CVE Vulnerabilities

CVE-2023-31195

Cleartext Transmission of Sensitive Information

Published: Jun 13, 2023 | Modified: Jun 21, 2023
CVSS 3.x
5.3
MEDIUM
Source:
NVD
CVSS:3.1/AV:N/AC:H/PR:N/UI:R/S:U/C:H/I:N/A:N
CVSS 2.x
RedHat/V2
RedHat/V3
Ubuntu

ASUS Router RT-AX3000 Firmware versions prior to 3.0.0.4.388.23403 uses sensitive cookies without Secure attribute.
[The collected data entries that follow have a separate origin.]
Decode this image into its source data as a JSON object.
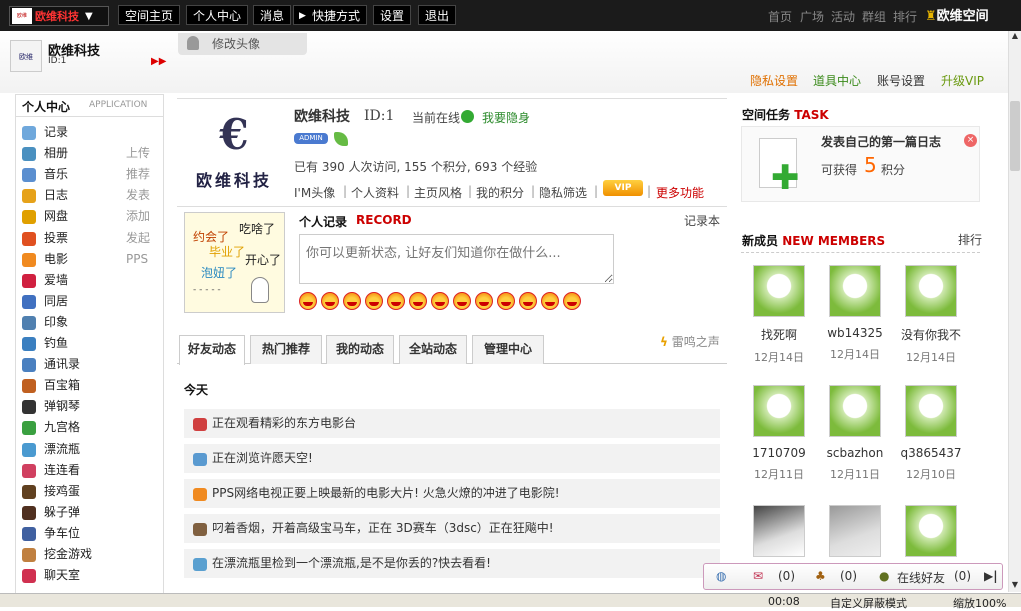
{
  "topbar": {
    "brand": "欧维科技",
    "nav": [
      "空间主页",
      "个人中心",
      "消息",
      "快捷方式",
      "设置",
      "退出"
    ],
    "right_nav": [
      "首页",
      "广场",
      "活动",
      "群组",
      "排行"
    ],
    "logo_text": "欧维空间"
  },
  "profile_header": {
    "name": "欧维科技",
    "id": "ID:1",
    "edit_avatar": "修改头像",
    "links": [
      "隐私设置",
      "道具中心",
      "账号设置",
      "升级VIP"
    ]
  },
  "sidebar": {
    "title": "个人中心",
    "subtitle": "APPLICATION",
    "items": [
      {
        "label": "记录",
        "extra": "",
        "icon": "record-icon",
        "color": "#6fa8dc"
      },
      {
        "label": "相册",
        "extra": "上传",
        "icon": "album-icon",
        "color": "#4a90c0"
      },
      {
        "label": "音乐",
        "extra": "推荐",
        "icon": "music-icon",
        "color": "#5b8fd0"
      },
      {
        "label": "日志",
        "extra": "发表",
        "icon": "blog-icon",
        "color": "#e6a21a"
      },
      {
        "label": "网盘",
        "extra": "添加",
        "icon": "disk-icon",
        "color": "#e0a000"
      },
      {
        "label": "投票",
        "extra": "发起",
        "icon": "vote-icon",
        "color": "#e05020"
      },
      {
        "label": "电影",
        "extra": "PPS",
        "icon": "movie-icon",
        "color": "#f08a20"
      },
      {
        "label": "爱墙",
        "extra": "",
        "icon": "love-wall-icon",
        "color": "#d02040"
      },
      {
        "label": "同居",
        "extra": "",
        "icon": "cohabit-icon",
        "color": "#4070c0"
      },
      {
        "label": "印象",
        "extra": "",
        "icon": "impression-icon",
        "color": "#5080b0"
      },
      {
        "label": "钓鱼",
        "extra": "",
        "icon": "fishing-icon",
        "color": "#3a7fc0"
      },
      {
        "label": "通讯录",
        "extra": "",
        "icon": "contacts-icon",
        "color": "#4a80c0"
      },
      {
        "label": "百宝箱",
        "extra": "",
        "icon": "treasure-icon",
        "color": "#c06020"
      },
      {
        "label": "弹钢琴",
        "extra": "",
        "icon": "piano-icon",
        "color": "#333333"
      },
      {
        "label": "九宫格",
        "extra": "",
        "icon": "grid-icon",
        "color": "#3aa040"
      },
      {
        "label": "漂流瓶",
        "extra": "",
        "icon": "bottle-icon",
        "color": "#4a9ad0"
      },
      {
        "label": "连连看",
        "extra": "",
        "icon": "match-icon",
        "color": "#d04060"
      },
      {
        "label": "接鸡蛋",
        "extra": "",
        "icon": "egg-icon",
        "color": "#604020"
      },
      {
        "label": "躲子弹",
        "extra": "",
        "icon": "dodge-icon",
        "color": "#503020"
      },
      {
        "label": "争车位",
        "extra": "",
        "icon": "parking-icon",
        "color": "#4060a0"
      },
      {
        "label": "挖金游戏",
        "extra": "",
        "icon": "gold-icon",
        "color": "#c08040"
      },
      {
        "label": "聊天室",
        "extra": "",
        "icon": "chat-icon",
        "color": "#d03050"
      }
    ]
  },
  "profile": {
    "avatar_text": "欧维科技",
    "name": "欧维科技",
    "id": "ID:1",
    "status": "当前在线",
    "hide": "我要隐身",
    "badge": "ADMIN",
    "stats": "已有 390 人次访问, 155 个积分, 693 个经验",
    "links": [
      "I'M头像",
      "个人资料",
      "主页风格",
      "我的积分",
      "隐私筛选"
    ],
    "vip": "VIP",
    "more": "更多功能"
  },
  "record": {
    "title": "个人记录",
    "title_en": "RECORD",
    "book": "记录本",
    "placeholder": "你可以更新状态, 让好友们知道你在做什么...",
    "moods": [
      "约会了",
      "吃啥了",
      "毕业了",
      "开心了",
      "泡妞了"
    ],
    "dots": "- - - - -"
  },
  "tabs": [
    "好友动态",
    "热门推荐",
    "我的动态",
    "全站动态",
    "管理中心"
  ],
  "thunder": "雷鸣之声",
  "feed": {
    "today": "今天",
    "items": [
      {
        "text": "正在观看精彩的东方电影台",
        "color": "#d04040"
      },
      {
        "text": "正在浏览许愿天空!",
        "color": "#5a9ad0"
      },
      {
        "text": "PPS网络电视正要上映最新的电影大片! 火急火燎的冲进了电影院!",
        "color": "#f08a20"
      },
      {
        "text": "叼着香烟，开着高级宝马车，正在 3D赛车（3dsc）正在狂飚中!",
        "color": "#806040"
      },
      {
        "text": "在漂流瓶里检到一个漂流瓶,是不是你丢的?快去看看!",
        "color": "#5aa0d0"
      }
    ]
  },
  "task": {
    "title": "空间任务",
    "title_en": "TASK",
    "name": "发表自己的第一篇日志",
    "earn": "可获得",
    "points": "5",
    "unit": "积分"
  },
  "new_members": {
    "title": "新成员",
    "title_en": "NEW MEMBERS",
    "rank": "排行",
    "members": [
      {
        "name": "找死啊",
        "date": "12月14日"
      },
      {
        "name": "wb14325",
        "date": "12月14日"
      },
      {
        "name": "没有你我不",
        "date": "12月14日"
      },
      {
        "name": "1710709",
        "date": "12月11日"
      },
      {
        "name": "scbazhon",
        "date": "12月11日"
      },
      {
        "name": "q3865437",
        "date": "12月10日"
      },
      {
        "name": "",
        "date": ""
      },
      {
        "name": "",
        "date": ""
      },
      {
        "name": "",
        "date": ""
      }
    ]
  },
  "bottombar": {
    "msg_count": "(0)",
    "friend_req": "(0)",
    "online_label": "在线好友",
    "online_count": "(0)"
  },
  "statusbar": {
    "time": "00:08",
    "mode": "自定义屏蔽模式",
    "zoom": "缩放100%"
  }
}
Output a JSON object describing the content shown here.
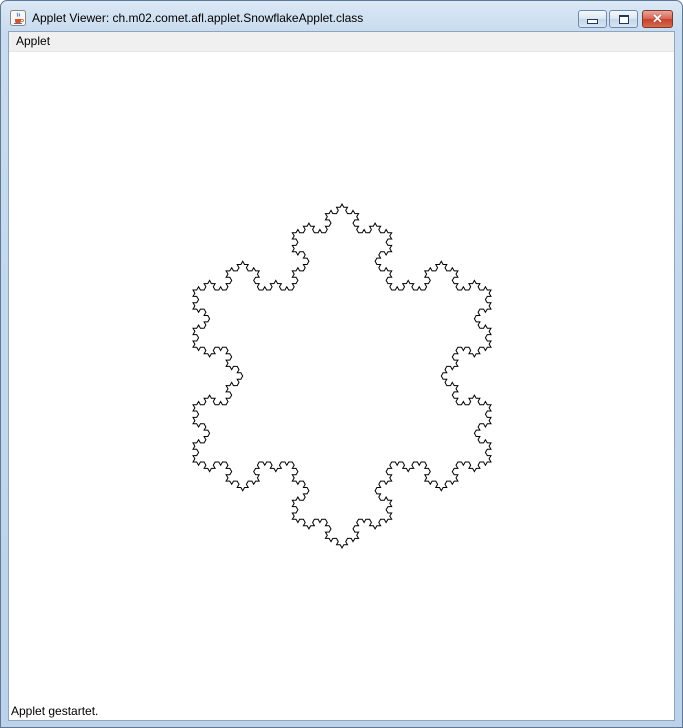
{
  "window": {
    "title": "Applet Viewer: ch.m02.comet.afl.applet.SnowflakeApplet.class",
    "app_icon": "java-cup-icon",
    "controls": {
      "minimize_icon": "minimize-icon",
      "maximize_icon": "maximize-icon",
      "close_icon": "close-icon",
      "close_glyph": "✕"
    }
  },
  "menubar": {
    "items": [
      {
        "label": "Applet"
      }
    ]
  },
  "applet": {
    "figure": "koch-snowflake",
    "stroke_color": "#000000",
    "background_color": "#ffffff"
  },
  "status": {
    "text": "Applet gestartet."
  }
}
When an attacker is in a position to be able to mount a man-in-the-middle attack, and a user is tricked to log into the affected device through an unencrypted (http) connection, the users session may be hijacked.

Weakness

The product transmits sensitive or security-critical data in cleartext in a communication channel that can be sniffed by unauthorized actors.

Affected Software

Name Vendor Start Version End Version
Rt-ax3000_firmware Asus * 3.0.0.4.388.23403 (excluding)

Extended Description

Many communication channels can be “sniffed” (monitored) by adversaries during data transmission. For example, in networking, packets can traverse many intermediary nodes from the source to the destination, whether across the internet, an internal network, the cloud, etc. Some actors might have privileged access to a network interface or any link along the channel, such as a router, but they might not be authorized to collect the underlying data. As a result, network traffic could be sniffed by adversaries, spilling security-critical data. Applicable communication channels are not limited to software products. Applicable channels include hardware-specific technologies such as internal hardware networks and external debug channels, supporting remote JTAG debugging. When mitigations are not applied to combat adversaries within the product’s threat model, this weakness significantly lowers the difficulty of exploitation by such adversaries. When full communications are recorded or logged, such as with a packet dump, an adversary could attempt to obtain the dump long after the transmission has occurred and try to “sniff” the cleartext from the recorded communications in the dump itself.